Er lebt zwar nicht nur aus dem Impuls heraus, aber dieser spielt bei ihm schon eine stärkere Rolle.
Wenn ihr keine weiteren Fragen habt, möchte ich jetzt noch ein bisschen auf einige der Radikalen innerhalb des Pietismus in der damaligen Zeit eingehen.
Radikale Strömungen im Pietismus: Ein Überblick
Bei diesen Radikalen möchte ich euch stellvertretend einige Personen vorstellen, damit ihr seht, dass es nicht nur liebe und nette Leute gab. Manche dieser Radikalen waren zwar lieb und nett, aber es gab auch einige etwas eigenartige Personen innerhalb des Pietismus dieser Zeit.

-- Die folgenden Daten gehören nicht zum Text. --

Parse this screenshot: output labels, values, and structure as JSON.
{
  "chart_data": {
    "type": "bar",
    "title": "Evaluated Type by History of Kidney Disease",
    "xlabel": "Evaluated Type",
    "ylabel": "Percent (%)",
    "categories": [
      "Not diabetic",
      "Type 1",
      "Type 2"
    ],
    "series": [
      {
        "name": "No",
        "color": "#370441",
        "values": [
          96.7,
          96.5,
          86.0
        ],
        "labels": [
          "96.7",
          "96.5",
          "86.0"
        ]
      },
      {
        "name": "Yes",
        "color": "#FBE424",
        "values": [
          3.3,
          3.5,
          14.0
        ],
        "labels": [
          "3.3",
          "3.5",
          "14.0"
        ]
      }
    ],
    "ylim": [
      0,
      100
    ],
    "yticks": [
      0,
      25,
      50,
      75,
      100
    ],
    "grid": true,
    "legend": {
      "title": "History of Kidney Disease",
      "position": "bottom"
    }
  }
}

So wird zum Beispiel berichtet, dass der erste Pietist, der in Württemberg auftritt, Ludwig Brunnquell war, etwa um 1690. Das heißt, noch bevor Franke seine Anstalten gründete. Franke war zu diesem Zeitpunkt bereits bekehrt und gehörte somit zur zweiten Generation. Brunnquell sah sich als Gefolgsmann des Mystikers Jakob Böhme und war ein begeisterter Anhänger des Chilialismus, also der nahen Ankunft Jesu und des baldigen Beginns des tausendjährigen Reiches. Das verkündete er auch offen.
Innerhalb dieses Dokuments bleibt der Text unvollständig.